Besides research, I am also passionate about science education and divulgation. I am one of the founders and organizers of a STEM-education NGO Clubes de Ciencia Mexico and a LatinX-centered AI conference RIIAA.
Education
PhD in Chemistry @ Harvard with Alán Aspuru-Guzik, secondary field in computational science and engineering and a specialization in energy policy.
Masters in Quantum Chemistry European Erasmus Mundus
BA in Mathematics and Computer Science @ University of Guanajuato.
Research
Machine learning for olfaction
There is machine learning (ML) for vision and sound, but what about smell? Olfaction is our guide to the chemical world. If we want to understand and digitize smell, we must study small molecules. We charted the basics of how to map smell in 2019 and then spent three years validating this idea in several scenarios: 1) validating the technology with a panel of raters smelling never before smelt molecules, 2) discovering new mosquito repellents, 3) exploring the relationship of distances in odor space with metabolic space and 4) private industrial collaborations. This work eventually became the foundation for a startup.

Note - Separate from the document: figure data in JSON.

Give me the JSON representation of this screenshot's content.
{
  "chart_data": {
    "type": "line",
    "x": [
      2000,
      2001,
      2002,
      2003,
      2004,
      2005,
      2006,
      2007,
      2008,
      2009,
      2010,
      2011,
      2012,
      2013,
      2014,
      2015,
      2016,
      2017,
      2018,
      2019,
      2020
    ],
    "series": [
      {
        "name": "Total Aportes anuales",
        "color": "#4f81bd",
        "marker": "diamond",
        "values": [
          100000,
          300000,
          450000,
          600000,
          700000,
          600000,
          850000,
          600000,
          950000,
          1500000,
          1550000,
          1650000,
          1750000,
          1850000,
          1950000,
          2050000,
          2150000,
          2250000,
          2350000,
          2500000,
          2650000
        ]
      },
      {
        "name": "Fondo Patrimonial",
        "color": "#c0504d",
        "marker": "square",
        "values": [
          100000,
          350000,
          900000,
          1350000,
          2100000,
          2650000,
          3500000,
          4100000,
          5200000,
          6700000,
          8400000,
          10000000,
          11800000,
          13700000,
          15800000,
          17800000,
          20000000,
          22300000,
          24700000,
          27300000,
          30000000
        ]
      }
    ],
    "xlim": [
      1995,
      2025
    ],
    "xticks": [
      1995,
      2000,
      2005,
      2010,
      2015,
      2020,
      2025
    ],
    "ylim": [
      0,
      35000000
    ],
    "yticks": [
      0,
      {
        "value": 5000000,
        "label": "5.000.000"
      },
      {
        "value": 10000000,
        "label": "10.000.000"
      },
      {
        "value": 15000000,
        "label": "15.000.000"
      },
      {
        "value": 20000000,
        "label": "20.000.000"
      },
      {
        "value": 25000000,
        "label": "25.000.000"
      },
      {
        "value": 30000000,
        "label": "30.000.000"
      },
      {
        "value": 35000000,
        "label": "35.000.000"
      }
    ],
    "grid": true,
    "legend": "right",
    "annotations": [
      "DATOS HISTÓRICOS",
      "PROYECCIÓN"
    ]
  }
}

Data-driven molecular design
With deep learning techniques and large datasets, we have ways of transforming molecules into vectors that live in a latent space with meaningful qualities for chemistry. With this newly learned representation, we can improve our capabilities at 1) predicting properties, 2) generalizing to small datasets, 3) searching for similar molecules, 4) generating new molecules and 5) optimizing molecules based on constants. Among many other things! We also want to move things to the lab so I co-organize a NeurIPS workshop in this direction.
Deep learning with graphs
Graphs are a very flexible data structure, they allow us to model objects and their relationships. Applying deep learning to graph data is now possible with Graph Neural Networks (GNN). We motivated this technology in a gentle, illustrated, and interactive blog post in Distill.

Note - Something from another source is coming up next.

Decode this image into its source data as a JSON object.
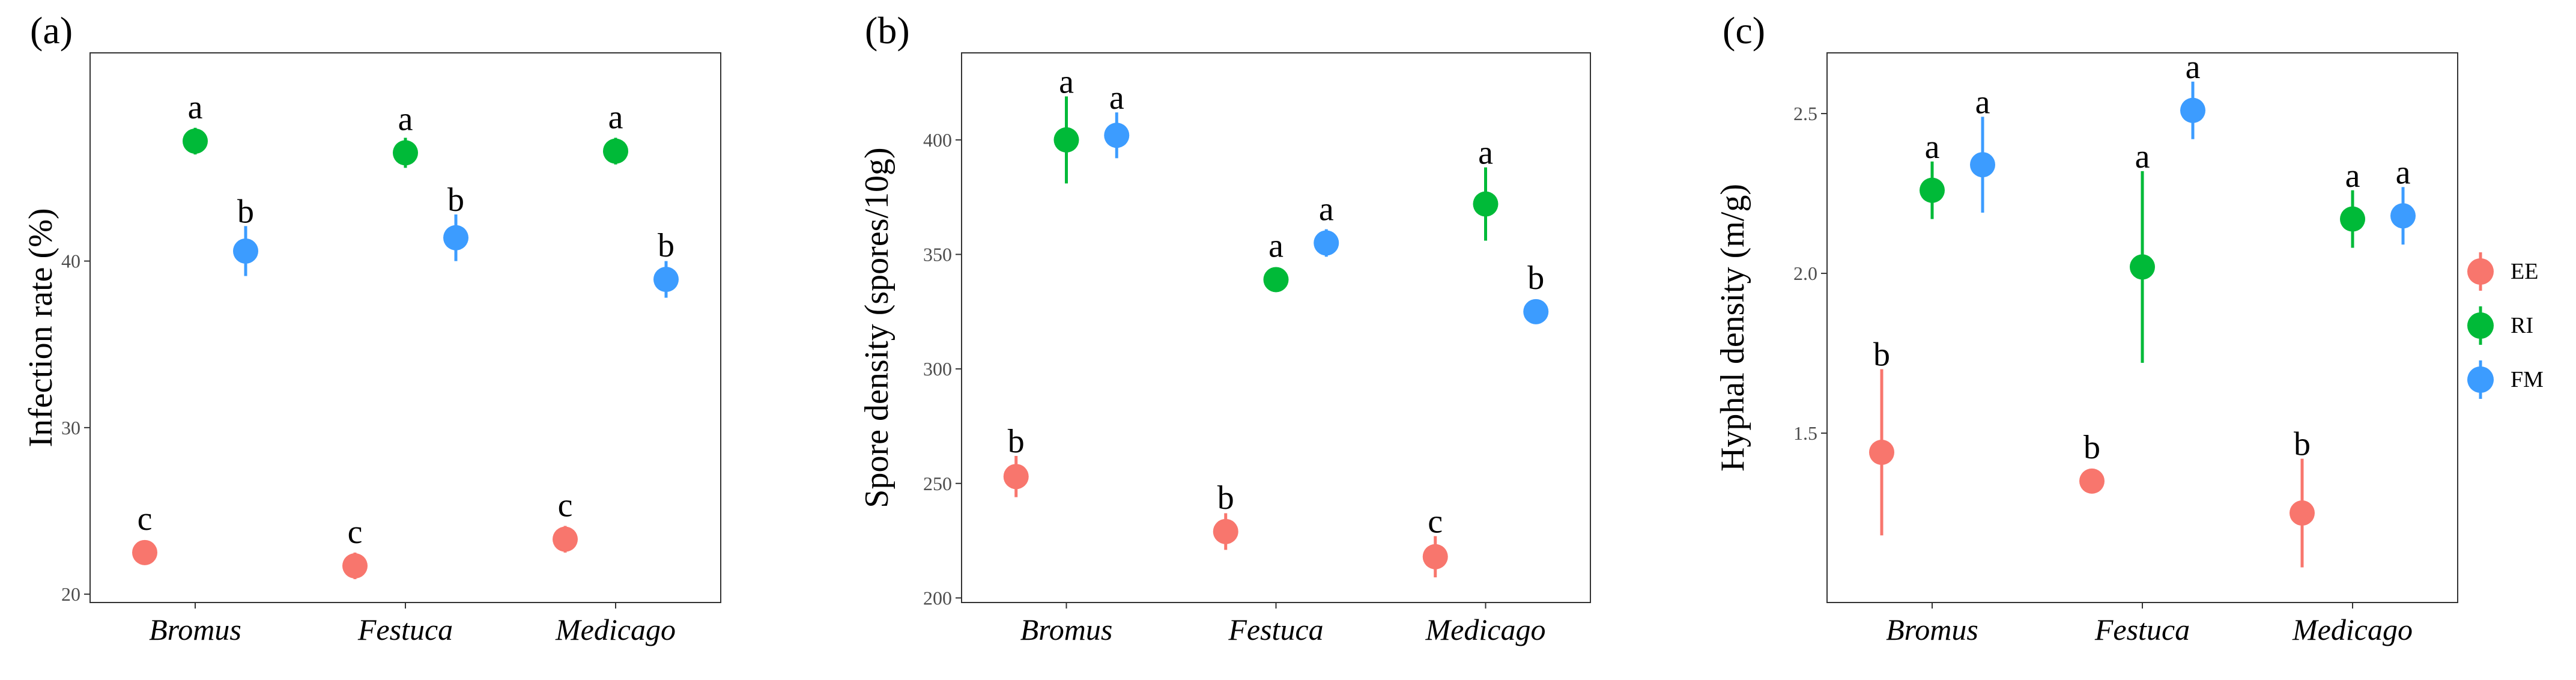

Because we wanted to make scientific discoveries that involve graphs, we looked at building trust in GNNs by probing the strengths and weaknesses of different explainability techniques.
Applications with molecular materials
Molecules are everywhere, literally! So of course we can study their effects in many systems across a multitude of scales such as photovoltaic solar cells, mixing in solution, metabolic networks crystal structures, metal-organic frameworks, batteries.